Drawing is something I consider more crude and unfinished. I only tend to draw when I sketch, so this idea of something seemingly rougher than painting was ingrained in my head. I believe this less serious view of it allows me to be more creative and free with drawing. I noticed this in my most recent drawings; they are relatively different in style. Compared to my paintings, that float around the same style, this is revolutionary. I may be able to transform painting into something more natural, which will encourage more risk-taking and creativity. To do this I need to change my mindset about painting.

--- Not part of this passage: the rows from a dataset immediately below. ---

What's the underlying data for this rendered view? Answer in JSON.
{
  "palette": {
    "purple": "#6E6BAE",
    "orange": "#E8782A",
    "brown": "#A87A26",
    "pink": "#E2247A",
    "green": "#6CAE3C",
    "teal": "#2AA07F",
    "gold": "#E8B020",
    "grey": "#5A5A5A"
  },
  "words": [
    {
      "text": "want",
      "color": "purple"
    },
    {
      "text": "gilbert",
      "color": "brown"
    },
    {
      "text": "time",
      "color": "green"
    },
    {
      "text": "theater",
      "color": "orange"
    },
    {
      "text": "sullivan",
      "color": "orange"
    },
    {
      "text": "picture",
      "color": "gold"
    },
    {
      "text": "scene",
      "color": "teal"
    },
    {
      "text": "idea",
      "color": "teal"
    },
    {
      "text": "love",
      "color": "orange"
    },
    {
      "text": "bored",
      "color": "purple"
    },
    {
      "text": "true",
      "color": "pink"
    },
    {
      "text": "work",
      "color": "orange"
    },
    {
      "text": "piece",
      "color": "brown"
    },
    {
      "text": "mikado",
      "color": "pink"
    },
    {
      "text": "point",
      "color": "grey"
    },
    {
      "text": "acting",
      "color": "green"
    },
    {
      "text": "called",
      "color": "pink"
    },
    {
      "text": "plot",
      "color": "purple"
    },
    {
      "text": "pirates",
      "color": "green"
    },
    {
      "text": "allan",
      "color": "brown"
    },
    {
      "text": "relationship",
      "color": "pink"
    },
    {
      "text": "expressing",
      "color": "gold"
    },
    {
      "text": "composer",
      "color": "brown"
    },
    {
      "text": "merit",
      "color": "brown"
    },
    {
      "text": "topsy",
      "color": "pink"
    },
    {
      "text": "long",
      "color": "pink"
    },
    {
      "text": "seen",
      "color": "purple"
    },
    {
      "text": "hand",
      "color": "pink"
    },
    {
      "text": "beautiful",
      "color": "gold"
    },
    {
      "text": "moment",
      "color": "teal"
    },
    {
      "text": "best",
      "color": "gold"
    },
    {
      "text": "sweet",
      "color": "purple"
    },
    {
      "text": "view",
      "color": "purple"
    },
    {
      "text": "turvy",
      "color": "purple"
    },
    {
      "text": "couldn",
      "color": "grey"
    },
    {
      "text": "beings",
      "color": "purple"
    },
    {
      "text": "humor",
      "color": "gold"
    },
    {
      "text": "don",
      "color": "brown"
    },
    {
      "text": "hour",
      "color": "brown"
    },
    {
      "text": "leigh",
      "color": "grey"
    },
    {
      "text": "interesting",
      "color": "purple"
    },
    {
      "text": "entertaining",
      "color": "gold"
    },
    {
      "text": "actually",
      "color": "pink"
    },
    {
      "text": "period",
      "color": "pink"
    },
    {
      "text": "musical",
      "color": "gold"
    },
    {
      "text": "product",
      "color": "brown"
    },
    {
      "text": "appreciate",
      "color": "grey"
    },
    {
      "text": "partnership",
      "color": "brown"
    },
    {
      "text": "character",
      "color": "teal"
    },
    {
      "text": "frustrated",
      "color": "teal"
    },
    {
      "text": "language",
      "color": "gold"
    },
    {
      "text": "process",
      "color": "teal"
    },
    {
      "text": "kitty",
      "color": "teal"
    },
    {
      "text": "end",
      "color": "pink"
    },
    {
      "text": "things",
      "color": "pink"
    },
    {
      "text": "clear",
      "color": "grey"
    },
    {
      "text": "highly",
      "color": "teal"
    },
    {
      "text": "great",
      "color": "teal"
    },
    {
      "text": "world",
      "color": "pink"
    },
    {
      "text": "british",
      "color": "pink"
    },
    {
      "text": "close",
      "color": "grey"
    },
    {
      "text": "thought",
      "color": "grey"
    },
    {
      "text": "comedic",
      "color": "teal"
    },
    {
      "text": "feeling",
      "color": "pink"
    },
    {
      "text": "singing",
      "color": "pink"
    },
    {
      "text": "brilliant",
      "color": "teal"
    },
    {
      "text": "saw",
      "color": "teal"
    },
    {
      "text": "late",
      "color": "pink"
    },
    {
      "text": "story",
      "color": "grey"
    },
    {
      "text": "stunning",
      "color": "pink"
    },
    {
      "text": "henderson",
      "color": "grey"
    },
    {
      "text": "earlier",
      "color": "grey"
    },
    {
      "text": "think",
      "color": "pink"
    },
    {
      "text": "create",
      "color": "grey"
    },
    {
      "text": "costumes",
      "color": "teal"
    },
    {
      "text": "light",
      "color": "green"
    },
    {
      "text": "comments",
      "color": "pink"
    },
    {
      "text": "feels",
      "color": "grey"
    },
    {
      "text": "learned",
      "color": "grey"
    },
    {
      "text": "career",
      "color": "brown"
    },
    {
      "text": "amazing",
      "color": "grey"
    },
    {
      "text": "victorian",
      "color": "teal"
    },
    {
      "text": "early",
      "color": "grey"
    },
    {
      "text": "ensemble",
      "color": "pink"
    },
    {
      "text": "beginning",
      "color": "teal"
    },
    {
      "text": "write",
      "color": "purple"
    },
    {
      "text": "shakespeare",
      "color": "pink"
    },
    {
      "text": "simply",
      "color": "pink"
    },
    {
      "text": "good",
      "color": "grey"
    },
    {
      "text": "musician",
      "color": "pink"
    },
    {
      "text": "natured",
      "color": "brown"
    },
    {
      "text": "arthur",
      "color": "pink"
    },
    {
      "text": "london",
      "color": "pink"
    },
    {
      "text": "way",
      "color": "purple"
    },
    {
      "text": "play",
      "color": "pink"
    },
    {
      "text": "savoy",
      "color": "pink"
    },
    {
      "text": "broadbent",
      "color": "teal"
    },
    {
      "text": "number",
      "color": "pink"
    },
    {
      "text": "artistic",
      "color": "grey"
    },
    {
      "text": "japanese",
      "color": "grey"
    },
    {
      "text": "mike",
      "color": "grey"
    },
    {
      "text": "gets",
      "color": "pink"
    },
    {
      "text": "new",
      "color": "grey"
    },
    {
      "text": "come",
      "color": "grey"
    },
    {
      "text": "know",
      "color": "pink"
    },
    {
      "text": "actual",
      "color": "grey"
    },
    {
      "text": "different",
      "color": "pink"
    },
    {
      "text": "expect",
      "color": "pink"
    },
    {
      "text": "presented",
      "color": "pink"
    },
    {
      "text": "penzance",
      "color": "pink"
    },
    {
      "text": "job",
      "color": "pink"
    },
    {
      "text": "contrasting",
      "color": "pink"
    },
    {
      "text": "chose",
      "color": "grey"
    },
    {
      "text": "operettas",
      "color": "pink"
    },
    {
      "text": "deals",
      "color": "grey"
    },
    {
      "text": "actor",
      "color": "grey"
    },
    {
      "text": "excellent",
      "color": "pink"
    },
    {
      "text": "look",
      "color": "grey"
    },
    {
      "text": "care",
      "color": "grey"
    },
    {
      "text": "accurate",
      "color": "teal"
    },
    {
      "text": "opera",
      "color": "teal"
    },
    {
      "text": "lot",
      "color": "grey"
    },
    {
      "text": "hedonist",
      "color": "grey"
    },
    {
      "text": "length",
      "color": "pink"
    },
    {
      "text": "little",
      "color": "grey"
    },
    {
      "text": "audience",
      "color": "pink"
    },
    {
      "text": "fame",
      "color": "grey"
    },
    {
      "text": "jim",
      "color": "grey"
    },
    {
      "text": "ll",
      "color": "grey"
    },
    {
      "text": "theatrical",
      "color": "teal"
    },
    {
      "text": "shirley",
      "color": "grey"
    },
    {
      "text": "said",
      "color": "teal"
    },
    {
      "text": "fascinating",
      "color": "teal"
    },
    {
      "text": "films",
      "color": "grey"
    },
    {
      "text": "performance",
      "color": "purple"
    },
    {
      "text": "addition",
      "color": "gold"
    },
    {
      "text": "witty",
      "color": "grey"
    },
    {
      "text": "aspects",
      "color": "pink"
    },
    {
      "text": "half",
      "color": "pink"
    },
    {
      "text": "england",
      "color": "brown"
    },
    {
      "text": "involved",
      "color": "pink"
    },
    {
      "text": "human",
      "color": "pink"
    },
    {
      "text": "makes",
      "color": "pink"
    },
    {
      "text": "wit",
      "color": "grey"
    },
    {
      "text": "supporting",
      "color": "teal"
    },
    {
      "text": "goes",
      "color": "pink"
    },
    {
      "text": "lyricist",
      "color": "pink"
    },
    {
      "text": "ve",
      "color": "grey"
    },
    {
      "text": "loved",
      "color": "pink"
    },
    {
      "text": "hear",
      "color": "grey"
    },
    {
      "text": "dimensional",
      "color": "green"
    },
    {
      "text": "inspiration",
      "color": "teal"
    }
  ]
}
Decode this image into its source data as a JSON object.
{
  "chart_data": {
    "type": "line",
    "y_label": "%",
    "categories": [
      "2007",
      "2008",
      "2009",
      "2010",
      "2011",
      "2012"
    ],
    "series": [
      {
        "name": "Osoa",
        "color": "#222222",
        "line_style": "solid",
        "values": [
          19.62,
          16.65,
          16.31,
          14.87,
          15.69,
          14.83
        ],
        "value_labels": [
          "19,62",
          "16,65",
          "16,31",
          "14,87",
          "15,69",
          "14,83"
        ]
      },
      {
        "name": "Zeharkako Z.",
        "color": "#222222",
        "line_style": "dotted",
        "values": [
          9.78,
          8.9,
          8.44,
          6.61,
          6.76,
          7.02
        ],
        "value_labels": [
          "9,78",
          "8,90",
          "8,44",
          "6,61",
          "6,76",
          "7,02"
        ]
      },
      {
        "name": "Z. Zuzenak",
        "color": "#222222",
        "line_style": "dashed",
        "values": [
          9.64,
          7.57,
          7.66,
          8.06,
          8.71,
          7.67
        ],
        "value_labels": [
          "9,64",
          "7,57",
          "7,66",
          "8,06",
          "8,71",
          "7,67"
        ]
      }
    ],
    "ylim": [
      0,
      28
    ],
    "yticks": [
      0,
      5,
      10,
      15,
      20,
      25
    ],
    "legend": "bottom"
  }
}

I have been far too cautious with my paintings. It is difficult to point out why this is the case, but, as long as I change my habit, the reason for the issue hardly matters. What I believe the best thing for me to do will be to paint in my own time. I can reuse old pieces to explore new methods of painting. There is no need to finish any of the pieces, so it will not be as much of a hassle. This process will encourage me to see painting as something less rigid, but, rather, as a hobby. It will also be beneficial towards my original work. The more constant practice and risks will allow for more innovation and experimentation. This is what the original work is about, for me: improvement and practice; by focusing on these ideas when I paint, I will surely create more purposeful art pieces. If anything, I feel more motivated to draw as well. I had forgotten how much enjoyment I get from it. Drawing feels mot just easier, but also more peaceful. I get to create whatever I want regardless of the results; that really takes a great deal of pressure away from me. Doing the same with painting will encourage a similar mindset, which I believe will greatly benefit me.